As I remembered this I noticed that you do not need 2 buffers, but only one with 2 read pointers. It seems even simpler than I remembered earlier.

The obvious drawback is that the input and output sampling frequencies are different.

Regards.

That is a really neat, simple design. I might give it a go!

[emece67]

.

[BrianHG]

Do you have more info on this ?

• Write samples at a given sampling frequency onto a circular buffer.
• Read samples from such circular buffer at a different sampling frequency. This will change the pitch maintaining harmony
• The WR and RD pointers to the buffer will walk the buffer at different speeds (obviously), when they point to the same sample a glitch will be heard. This is because:
• If the read pointer overtakes the write pointer, then it reads a sample it has read before, instead of a new, not yet available, sample
• If the write pointer overtakes the read pointer, then the soon to be read sample is overwritten by a new one, as the buffer is overrun
• In order to not hear such glitches you modulate the amplitude of the output samples. The amplitude varies linearly as a function of the distance between the 2 pointers. When they are coincident the modulation is 0. When they are n/2 samples apart (n being the buffer length) the modulation is 1. You do not hear the glitches because you decrease the volume to 0 when they occur
• But you will now hear such periodic volume variations. To avoid them you use a pair of read pointers n/2 samples apart (n being the buffer length). When one gives 0 volume (and produces a not perceivable glitch) the other gives maximum volume and no glitch. The output of the circuit is the sum of the modulated samples from the 2 RD pointers. As the modulation varies linearly and both channels are interleaved the overall amplitude is constant over time and no modulation is heard
• You can get better results with more read pointers (say 8 pointers n/8 samples apart).

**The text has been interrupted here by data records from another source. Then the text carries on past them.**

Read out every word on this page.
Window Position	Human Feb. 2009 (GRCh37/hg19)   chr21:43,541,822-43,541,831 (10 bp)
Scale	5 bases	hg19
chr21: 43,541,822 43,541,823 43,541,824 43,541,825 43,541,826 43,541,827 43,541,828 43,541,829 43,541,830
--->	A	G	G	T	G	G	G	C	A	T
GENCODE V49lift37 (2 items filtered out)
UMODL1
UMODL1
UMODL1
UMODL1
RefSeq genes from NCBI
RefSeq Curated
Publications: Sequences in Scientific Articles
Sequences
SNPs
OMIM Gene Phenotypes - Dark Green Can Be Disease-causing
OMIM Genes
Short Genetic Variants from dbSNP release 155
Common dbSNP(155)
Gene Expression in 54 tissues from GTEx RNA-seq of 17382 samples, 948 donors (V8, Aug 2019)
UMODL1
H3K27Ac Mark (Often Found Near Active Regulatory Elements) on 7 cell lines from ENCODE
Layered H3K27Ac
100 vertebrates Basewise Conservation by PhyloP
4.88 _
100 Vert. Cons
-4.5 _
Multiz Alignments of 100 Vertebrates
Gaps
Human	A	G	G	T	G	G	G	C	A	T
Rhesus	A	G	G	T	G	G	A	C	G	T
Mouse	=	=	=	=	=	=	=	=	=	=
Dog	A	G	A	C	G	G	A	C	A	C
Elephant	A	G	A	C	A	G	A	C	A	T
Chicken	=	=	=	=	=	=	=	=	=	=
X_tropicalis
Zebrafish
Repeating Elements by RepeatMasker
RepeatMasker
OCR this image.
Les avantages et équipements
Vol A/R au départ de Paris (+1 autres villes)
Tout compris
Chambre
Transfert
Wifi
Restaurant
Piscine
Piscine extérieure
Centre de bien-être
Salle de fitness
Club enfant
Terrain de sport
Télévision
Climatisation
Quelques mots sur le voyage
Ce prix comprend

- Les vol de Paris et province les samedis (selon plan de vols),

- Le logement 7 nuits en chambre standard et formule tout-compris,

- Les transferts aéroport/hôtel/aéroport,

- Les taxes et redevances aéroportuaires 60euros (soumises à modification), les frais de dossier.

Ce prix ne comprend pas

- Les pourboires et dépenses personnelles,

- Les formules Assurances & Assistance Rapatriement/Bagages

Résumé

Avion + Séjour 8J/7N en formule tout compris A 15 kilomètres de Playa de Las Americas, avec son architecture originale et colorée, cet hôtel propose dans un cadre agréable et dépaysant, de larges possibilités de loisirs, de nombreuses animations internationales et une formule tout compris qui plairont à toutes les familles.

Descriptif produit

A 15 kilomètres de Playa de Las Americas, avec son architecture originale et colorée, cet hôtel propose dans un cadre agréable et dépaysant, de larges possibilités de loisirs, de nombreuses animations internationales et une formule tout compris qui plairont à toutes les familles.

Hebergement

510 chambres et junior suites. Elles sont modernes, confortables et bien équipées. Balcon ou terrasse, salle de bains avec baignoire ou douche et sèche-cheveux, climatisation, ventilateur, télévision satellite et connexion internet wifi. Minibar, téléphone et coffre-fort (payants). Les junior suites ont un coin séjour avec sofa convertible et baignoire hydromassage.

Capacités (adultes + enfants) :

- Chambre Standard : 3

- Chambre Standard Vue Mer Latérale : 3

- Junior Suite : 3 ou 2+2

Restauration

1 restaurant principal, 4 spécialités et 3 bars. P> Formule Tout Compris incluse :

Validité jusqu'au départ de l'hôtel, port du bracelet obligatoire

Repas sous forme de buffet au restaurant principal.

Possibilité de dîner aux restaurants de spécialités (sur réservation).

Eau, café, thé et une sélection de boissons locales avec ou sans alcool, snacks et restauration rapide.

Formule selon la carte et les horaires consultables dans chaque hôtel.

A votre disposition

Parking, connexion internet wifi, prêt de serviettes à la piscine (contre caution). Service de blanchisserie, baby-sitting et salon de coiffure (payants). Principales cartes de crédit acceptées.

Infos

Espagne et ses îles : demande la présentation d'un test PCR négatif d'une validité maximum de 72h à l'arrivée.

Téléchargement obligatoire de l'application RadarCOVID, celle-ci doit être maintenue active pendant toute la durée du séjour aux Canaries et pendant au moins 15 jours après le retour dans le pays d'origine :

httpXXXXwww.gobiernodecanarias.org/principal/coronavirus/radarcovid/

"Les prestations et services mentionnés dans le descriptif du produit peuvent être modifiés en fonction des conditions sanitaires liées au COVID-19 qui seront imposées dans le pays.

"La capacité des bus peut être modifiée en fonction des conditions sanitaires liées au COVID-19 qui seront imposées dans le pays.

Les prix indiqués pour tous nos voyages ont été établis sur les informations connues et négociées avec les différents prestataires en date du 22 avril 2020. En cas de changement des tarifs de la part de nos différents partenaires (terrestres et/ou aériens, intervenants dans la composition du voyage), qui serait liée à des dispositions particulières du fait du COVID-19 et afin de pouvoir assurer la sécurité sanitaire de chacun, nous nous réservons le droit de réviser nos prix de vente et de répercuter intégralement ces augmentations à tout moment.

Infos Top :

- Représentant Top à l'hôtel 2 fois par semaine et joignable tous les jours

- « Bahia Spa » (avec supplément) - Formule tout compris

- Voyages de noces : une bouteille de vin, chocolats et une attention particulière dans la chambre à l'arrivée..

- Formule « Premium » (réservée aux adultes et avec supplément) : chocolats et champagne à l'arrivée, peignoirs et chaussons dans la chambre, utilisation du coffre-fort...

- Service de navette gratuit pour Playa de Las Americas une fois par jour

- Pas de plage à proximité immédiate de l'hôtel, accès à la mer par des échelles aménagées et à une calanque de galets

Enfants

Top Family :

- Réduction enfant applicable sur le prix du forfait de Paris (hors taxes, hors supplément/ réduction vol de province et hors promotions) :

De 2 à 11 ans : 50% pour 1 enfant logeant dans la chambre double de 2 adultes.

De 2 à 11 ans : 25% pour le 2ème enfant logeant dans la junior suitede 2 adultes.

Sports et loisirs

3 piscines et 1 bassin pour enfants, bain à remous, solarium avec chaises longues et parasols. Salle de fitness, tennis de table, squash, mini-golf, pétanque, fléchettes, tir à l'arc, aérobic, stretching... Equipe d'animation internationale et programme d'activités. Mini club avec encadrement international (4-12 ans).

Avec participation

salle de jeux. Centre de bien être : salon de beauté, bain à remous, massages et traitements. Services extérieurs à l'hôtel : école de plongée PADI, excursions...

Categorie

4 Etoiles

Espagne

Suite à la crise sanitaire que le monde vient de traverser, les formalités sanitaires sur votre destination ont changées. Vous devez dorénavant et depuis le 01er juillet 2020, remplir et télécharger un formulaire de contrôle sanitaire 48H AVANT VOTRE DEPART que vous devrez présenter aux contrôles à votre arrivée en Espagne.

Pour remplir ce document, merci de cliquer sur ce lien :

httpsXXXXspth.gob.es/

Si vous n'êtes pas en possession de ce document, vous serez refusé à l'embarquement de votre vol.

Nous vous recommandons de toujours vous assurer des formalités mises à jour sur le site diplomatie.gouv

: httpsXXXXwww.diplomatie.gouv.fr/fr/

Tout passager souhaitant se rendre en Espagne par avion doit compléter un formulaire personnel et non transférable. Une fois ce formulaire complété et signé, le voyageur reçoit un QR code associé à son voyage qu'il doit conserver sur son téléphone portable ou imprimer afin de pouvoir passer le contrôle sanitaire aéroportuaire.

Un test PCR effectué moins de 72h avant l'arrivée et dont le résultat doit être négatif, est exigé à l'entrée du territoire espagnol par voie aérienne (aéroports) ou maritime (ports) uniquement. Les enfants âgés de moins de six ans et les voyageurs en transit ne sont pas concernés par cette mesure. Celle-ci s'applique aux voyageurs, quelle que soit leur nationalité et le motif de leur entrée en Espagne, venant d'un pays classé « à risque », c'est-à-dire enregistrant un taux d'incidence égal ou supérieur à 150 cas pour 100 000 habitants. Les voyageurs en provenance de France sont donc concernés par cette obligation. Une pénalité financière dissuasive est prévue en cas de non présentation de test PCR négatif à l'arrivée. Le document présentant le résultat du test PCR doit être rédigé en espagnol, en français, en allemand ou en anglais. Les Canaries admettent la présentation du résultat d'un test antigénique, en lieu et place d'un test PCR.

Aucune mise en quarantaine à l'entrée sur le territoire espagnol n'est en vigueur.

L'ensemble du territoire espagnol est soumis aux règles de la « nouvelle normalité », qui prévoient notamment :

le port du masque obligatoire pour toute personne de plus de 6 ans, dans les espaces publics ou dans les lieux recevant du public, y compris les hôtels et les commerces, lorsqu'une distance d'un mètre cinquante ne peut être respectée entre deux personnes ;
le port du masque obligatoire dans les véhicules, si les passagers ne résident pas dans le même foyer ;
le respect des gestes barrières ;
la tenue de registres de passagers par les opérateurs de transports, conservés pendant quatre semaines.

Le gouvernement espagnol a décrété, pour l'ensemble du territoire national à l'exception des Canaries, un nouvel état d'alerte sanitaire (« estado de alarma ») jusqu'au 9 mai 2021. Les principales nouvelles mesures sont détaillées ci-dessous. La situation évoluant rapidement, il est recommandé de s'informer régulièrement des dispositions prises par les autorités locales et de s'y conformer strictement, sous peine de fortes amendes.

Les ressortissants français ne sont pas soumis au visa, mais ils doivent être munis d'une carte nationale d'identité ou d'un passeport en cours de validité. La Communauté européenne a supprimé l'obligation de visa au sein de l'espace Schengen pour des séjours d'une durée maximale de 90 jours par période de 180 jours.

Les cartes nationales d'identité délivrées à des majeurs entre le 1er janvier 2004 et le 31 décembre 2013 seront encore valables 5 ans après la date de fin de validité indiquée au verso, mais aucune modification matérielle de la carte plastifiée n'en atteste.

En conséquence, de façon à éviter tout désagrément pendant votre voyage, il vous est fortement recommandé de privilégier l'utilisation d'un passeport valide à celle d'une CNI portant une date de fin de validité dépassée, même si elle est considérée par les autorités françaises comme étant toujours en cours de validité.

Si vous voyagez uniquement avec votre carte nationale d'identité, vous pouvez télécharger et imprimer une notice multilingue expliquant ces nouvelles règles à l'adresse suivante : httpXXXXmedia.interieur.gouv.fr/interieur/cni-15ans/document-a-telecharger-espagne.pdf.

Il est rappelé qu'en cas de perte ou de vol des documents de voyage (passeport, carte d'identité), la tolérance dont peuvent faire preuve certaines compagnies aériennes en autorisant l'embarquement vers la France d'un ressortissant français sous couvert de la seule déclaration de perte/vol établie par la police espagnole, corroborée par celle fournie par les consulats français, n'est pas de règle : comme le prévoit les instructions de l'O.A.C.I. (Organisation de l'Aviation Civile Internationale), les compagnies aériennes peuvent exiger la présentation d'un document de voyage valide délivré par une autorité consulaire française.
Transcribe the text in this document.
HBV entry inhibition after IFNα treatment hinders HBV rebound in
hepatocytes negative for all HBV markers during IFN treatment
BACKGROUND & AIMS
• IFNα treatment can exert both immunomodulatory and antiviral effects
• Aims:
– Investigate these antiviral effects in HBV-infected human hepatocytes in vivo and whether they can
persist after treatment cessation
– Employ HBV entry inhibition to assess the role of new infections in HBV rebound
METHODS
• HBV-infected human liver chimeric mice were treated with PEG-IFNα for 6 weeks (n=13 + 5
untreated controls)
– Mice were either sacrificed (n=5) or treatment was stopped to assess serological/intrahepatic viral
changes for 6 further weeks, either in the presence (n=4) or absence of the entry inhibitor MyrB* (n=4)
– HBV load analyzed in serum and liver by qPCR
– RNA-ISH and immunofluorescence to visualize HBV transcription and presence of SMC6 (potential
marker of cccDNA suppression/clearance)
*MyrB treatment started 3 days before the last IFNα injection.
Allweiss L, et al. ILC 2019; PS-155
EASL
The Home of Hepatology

As I remembered this I noticed that you do not need 2 buffers, but only one with 2 read pointers. It seems even simpler than I remembered earlier.

The obvious drawback is that the input and output sampling frequencies are different.

Regards.

Déjà vu....
I've seen almost identical to this (inverted in function by keeping the read & write speeds are identical, but shifting the read position in such a loop) in an old Panasonic digital tapeless answering machine patent which allowed playback speed/tempo adjustments while maintaining a constant pitch.

Anyways, the king of auto-tune tools, Melodyne 4, (free functional demo) is located here: https://www.celemony.com/en/trial

Of just Youtube Melodyne 4 examples to see what it does...
Example: https://youtu.be/DiW6XVFeFgo?t=415

[mrflibble]

That is a really neat, simple design. I might give it a go!

In stereo where available. Nice design! Perfectly suited for a fun bit of experimentation, without breaking the project-time-budget bank.